Генерал, как лицо высшего командного состава, кутается в шинель с начесом, прячась от морозного летнего ветра. То и дело проверяет пистолет, где у него только один патрон. В приватной беседе, еще в каморке уборщицы, он клятвенно пообещал, что живым в руки врагов не сдастся.
— А я, хм, лейтенанту верю. — Поддержка генерала мне приятна. Не каждый день молодой лейтенант слышит такие слова от умудренного опытом человека. — Дело в том, что мировая практика не имеет точного мнения, каким образом возможно противостоять так называемым Охотникам.

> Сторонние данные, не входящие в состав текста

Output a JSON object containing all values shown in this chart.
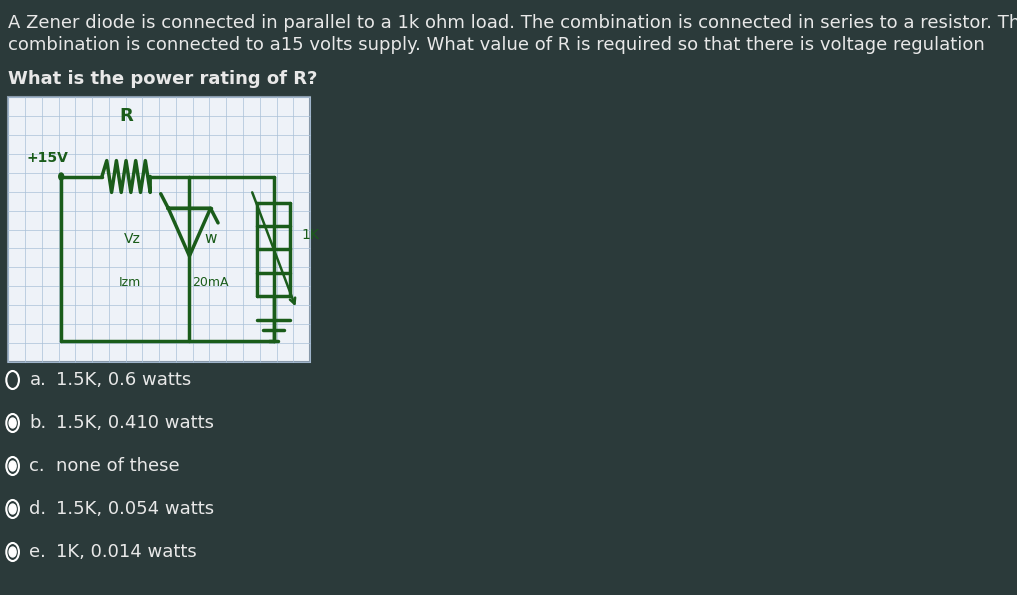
{
  "background_color": "#2b3a3a",
  "text_color": "#e8e8e8",
  "question_text_line1": "A Zener diode is connected in parallel to a 1k ohm load. The combination is connected in series to a resistor. The whole",
  "question_text_line2": "combination is connected to a15 volts supply. What value of R is required so that there is voltage regulation",
  "question_text_line3": "What is the power rating of R?",
  "circuit_bg": "#eef2f8",
  "circuit_grid_color": "#aac0d8",
  "circuit_drawing_color": "#1a5c1a",
  "circuit_border_color": "#8899aa",
  "choices": [
    {
      "label": "a.",
      "text": "1.5K, 0.6 watts",
      "filled": false
    },
    {
      "label": "b.",
      "text": "1.5K, 0.410 watts",
      "filled": true
    },
    {
      "label": "c.",
      "text": "none of these",
      "filled": true
    },
    {
      "label": "d.",
      "text": "1.5K, 0.054 watts",
      "filled": true
    },
    {
      "label": "e.",
      "text": "1K, 0.014 watts",
      "filled": true
    }
  ],
  "font_size_question": 13,
  "font_size_choices": 13
}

А идея с краской, которую салага, извини, старший лейтенант предложил, может сработать.
— Как же, сработает, — бурчит Садовник, громыхая ногой по пионерскому барабану. — Говорил же, надо было посыльного к людям посылать, чтоб шарахнули по свалке бомбой с большим радиусом действия.
— Зачем такую красоту губить? — примирительно говорю я, оглядывая заснеженные просторы. — А вы заметили, товарищи, что снегом покрыло только наш отдельно взятый район? Хороший знак, товарищи. К большой удаче.
— К хренотени большой, — не успокаивается Садовник. — Нет, чтобы на склады шестой армии прорываться. Там бы мы хоть шанс имели…
— Заткнись, — совершенно неожиданно для старушки у знамени, рявкает генерал, взмахивая шашкой.
Садовник послушно затыкается, старушка едва не теряет сознание, но важность миссии по поддержанию стойкости знамени удерживает ее при жизни.
— Не ссорьтесь, — говорю я. — Все уже решено, и обратной дороги нет. Знаете же, пуля наша, веками проверенная, этих гадов не берет. Сила наша в единстве и в новой технологии. Получится — значит — получится. Нет — так и суда нет.
Щурюсь от встающего над мусорными холмами солнца.
И меня, признаться, терзает сомнение. Вполне так может статься, что мысли мои, навеянные долгими темными ночами и личными предположениями, неправильны. И краска на охотников, как дезодорант для бегунов на длинные дистанции, не окажет никакого эффекта. Ошибаются все, даже лейтенанты. Тем более молодые. Но я уверен, на сто процентов уверен, нельзя сидеть сложа руки и ждать, что кто-то где-то сделает за тебя ту работу, выполнить которую ты просто обязан. И если ошибаюсь я, то не сойти мне с этой свалки. Как и людям, которые поверили и доверились мне.